When you're developing gstack in one workspace and want to test your branch in a
different project (e.g. testing browse changes against your real app), there are
two cases depending on how gstack is installed in that project.

### Global install only (no `.claude/skills/gstack/` in the project)

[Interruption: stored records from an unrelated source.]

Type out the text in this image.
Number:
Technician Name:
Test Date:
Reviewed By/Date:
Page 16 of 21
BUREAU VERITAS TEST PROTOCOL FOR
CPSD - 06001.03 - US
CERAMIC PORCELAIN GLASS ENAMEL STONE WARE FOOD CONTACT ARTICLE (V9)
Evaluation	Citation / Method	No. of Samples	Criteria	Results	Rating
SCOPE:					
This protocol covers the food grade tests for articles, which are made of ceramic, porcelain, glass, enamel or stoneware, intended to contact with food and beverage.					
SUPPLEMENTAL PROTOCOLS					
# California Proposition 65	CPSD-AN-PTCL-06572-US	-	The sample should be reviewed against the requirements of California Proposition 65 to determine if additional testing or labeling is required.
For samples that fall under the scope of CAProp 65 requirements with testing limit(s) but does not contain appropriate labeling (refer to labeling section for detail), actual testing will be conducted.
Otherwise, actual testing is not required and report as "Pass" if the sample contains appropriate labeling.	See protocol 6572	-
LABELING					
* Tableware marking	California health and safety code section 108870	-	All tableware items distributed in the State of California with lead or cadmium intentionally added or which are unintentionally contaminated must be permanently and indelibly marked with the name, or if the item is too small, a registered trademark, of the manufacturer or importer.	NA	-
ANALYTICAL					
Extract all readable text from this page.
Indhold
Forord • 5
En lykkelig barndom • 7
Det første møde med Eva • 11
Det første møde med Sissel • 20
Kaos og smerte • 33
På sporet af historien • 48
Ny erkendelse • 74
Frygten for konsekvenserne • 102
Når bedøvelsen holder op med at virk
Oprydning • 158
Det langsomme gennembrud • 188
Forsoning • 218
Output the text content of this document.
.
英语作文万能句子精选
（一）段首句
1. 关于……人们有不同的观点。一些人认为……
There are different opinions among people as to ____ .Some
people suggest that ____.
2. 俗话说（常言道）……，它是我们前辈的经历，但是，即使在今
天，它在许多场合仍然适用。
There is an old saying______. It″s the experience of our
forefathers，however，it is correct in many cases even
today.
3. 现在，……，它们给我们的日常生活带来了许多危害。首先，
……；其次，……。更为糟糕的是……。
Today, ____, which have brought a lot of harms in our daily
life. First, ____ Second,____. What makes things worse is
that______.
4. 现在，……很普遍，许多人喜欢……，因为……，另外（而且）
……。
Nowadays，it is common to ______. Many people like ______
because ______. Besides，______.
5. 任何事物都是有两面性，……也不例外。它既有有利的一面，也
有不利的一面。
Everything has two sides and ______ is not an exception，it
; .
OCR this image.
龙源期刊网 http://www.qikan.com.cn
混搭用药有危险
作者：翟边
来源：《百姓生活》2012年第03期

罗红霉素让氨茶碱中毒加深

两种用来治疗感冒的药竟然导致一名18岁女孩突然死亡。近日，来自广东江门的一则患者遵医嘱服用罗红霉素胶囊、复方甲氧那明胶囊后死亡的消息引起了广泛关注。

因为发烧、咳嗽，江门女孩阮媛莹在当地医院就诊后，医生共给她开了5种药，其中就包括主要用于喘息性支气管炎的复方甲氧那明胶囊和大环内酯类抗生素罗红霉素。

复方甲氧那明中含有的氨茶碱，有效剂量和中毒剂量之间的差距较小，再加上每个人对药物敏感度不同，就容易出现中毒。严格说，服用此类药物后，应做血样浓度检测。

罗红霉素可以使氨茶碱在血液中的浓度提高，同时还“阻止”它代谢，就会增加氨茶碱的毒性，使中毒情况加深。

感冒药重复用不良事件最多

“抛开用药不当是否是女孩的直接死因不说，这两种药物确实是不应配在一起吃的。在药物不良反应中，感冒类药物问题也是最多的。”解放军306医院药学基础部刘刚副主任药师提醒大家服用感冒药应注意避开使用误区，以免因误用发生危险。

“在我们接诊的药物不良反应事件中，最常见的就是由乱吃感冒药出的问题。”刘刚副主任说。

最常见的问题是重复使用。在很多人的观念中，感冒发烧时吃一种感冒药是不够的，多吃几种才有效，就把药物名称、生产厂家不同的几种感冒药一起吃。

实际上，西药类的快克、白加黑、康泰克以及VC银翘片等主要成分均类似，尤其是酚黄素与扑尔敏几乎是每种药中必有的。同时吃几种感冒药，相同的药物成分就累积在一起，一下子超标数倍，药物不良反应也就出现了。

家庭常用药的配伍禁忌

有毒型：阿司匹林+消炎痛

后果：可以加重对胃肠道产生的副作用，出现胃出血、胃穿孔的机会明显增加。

Point your global install at the branch:

```bash
cd ~/.claude/skills/gstack
git fetch origin
git checkout origin/<branch>        # e.g. origin/v0.3.2
bun install                         # in case deps changed
bun run build                       # rebuild the binary
```

Now open Claude Code in the other project — it picks up skills from
`~/.claude/skills/` automatically. To go back to main when you're done:

```bash
cd ~/.claude/skills/gstack
git checkout main && git pull
bun run build
```

### Vendored project copy (`.claude/skills/gstack/` checked into the project)

Some projects vendor gstack by copying it into the repo (no `.git` inside the
copy). Project-local skills take priority over global, so you need to update
the vendored copy too. This is a three-step process:

1. **Update your global install to the branch** (so you have the source):
   ```bash
   cd ~/.claude/skills/gstack
   git fetch origin
   git checkout origin/<branch>      # e.g. origin/v0.3.2
   bun install && bun run build
   ```

2. **Replace the vendored copy** in the other project:
   ```bash
   cd /path/to/other-project

   # Remove old skill symlinks and vendored copy
   for s in browse plan-ceo-review plan-eng-review review ship retro qa setup-browser-cookies; do
     rm -f .claude/skills/$s
   done
   rm -rf .claude/skills/gstack

   # Copy from global install (strips .git so it stays vendored)
   cp -Rf ~/.claude/skills/gstack .claude/skills/gstack
   rm -rf .claude/skills/gstack/.git

   # Rebuild binary and re-create skill symlinks
   cd .claude/skills/gstack && ./setup
   ```

3. **Test your changes** — open Claude Code in that project and use the skills.

To revert to main later, repeat steps 1-2 with `git checkout main && git pull`
instead of `git checkout origin/<branch>`.

## Shipping your changes

When you're happy with your skill edits:

```bash
/ship
```

This runs tests, reviews the diff, triages Greptile comments (with 2-tier escalation), manages TODOS.md, bumps the version, and opens a PR. See `ship/SKILL.md` for the full workflow.